Believe.
Begin.
Be you.
This, my mantra of late.
I’ve been putting on hold launching my coaching practice.
My perfectionist has me paralyzed…
“But the website isn’t perfect.”
“I don’t have my blog set up.”
“I am not ready. Maybe I need more training.”
The truth is, I’ve had a lifetime of training. I have taken all the classes. I have worked with the greats.
My life lessons (pain, loss, tragedy, heart ache) have prepared me. Life as a classroom. Experience is the most profound teacher.
I am ready.
I’m just scared.
“What if I’m rejected, or judged, criticized or ridiculed?”
“What if I don’t actually help people or make a difference?”
My brain can literally go off the rails with stories, what-ifs, and all the reasons not to.
But the truth is my heart won’t let me believe any of these lies for any length of time.
I was born to do this work.
I was born with a gargantuan heart which cares deeply about humanity.
I was born with an innate need to live out my purpose, my calling, my passion…
And that is to help people.
And I do it with gorgeous gusto and tremendous amounts of clarity, guidance, intuition, wisdom, and love.

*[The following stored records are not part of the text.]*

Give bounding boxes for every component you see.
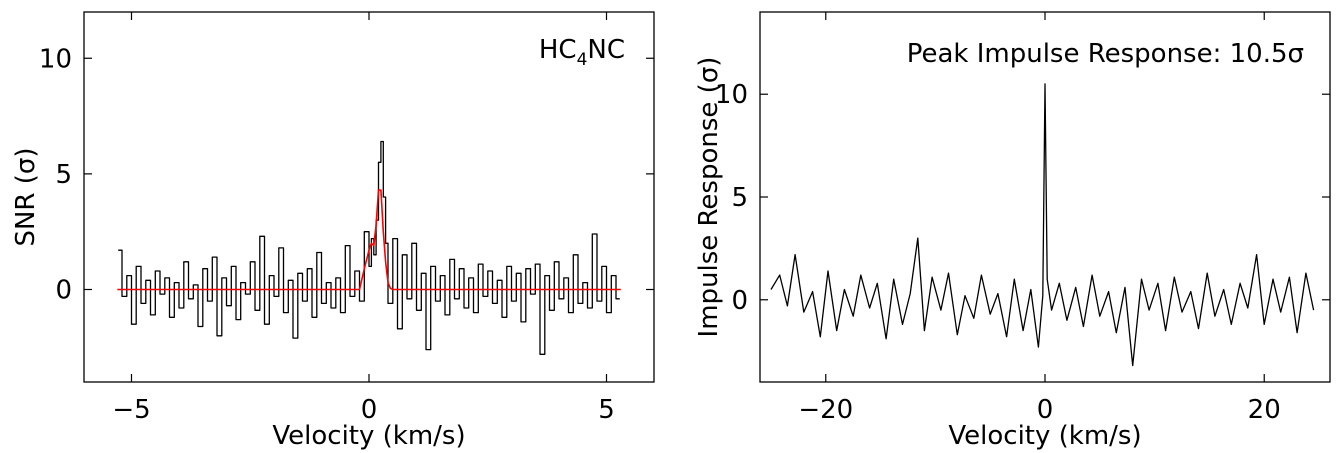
y-tick-label: 0: [731, 286, 748, 316]
molecule-label-tail: NC: [587, 35, 625, 65]
axis-ticks: −5 0 5 0 5 10: [39, 12, 654, 425]
peak-annotation: Peak Impulse Response: 10.5σ: [907, 39, 1304, 69]
y-tick-label: 0: [55, 276, 72, 306]
x-tick-label: 0: [1037, 395, 1054, 425]
y-tick-label: 5: [55, 160, 72, 190]
plot-frame: [83, 11, 655, 383]
x-axis-label: Velocity (km/s): [272, 421, 465, 451]
y-tick-label: 5: [731, 183, 748, 213]
molecule-label: HC4NC: [539, 35, 625, 70]
x-tick-label: −20: [798, 395, 853, 425]
y-axis-label: Impulse Response (σ): [694, 57, 724, 338]
snr-chart-panel: −5 0 5 0 5 10 HC4NC Velocity (km/s) SNR (σ): [11, 11, 655, 451]
x-tick-label: 0: [361, 395, 378, 425]
series-line-1: [770, 83, 1315, 367]
y-tick-label: 10: [39, 44, 72, 74]
series-line-1: [118, 140, 620, 355]
x-tick-label: 20: [1248, 395, 1281, 425]
x-tick-label: 5: [598, 395, 615, 425]
y-axis-label: SNR (σ): [11, 147, 41, 246]
series-group: [117, 140, 621, 355]
x-axis-label: Velocity (km/s): [948, 421, 1141, 451]
molecule-label-subscript: 4: [577, 50, 588, 70]
x-tick-label: −5: [112, 395, 150, 425]
series-line-2: [117, 189, 621, 291]
axis-ticks: −20 0 20 0 5 10: [715, 12, 1330, 425]
molecule-label-main: HC: [539, 35, 577, 65]
series-group: [770, 83, 1315, 367]
y-tick-label: 10: [715, 80, 748, 110]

I already am a coach and wise-counsel.
I just need to put myself out there NOW.
And so I go.
When your soul insists that it’s time, damnit, it’s time!
And so I go.
When your heart knows it’s path and purpose, there is no other that will fulfill you.
And so I go.
In the words of the brilliant Anais Nin, “And the day came when the risk to remain tight in a bud was more painful than the risk it took to blossom.”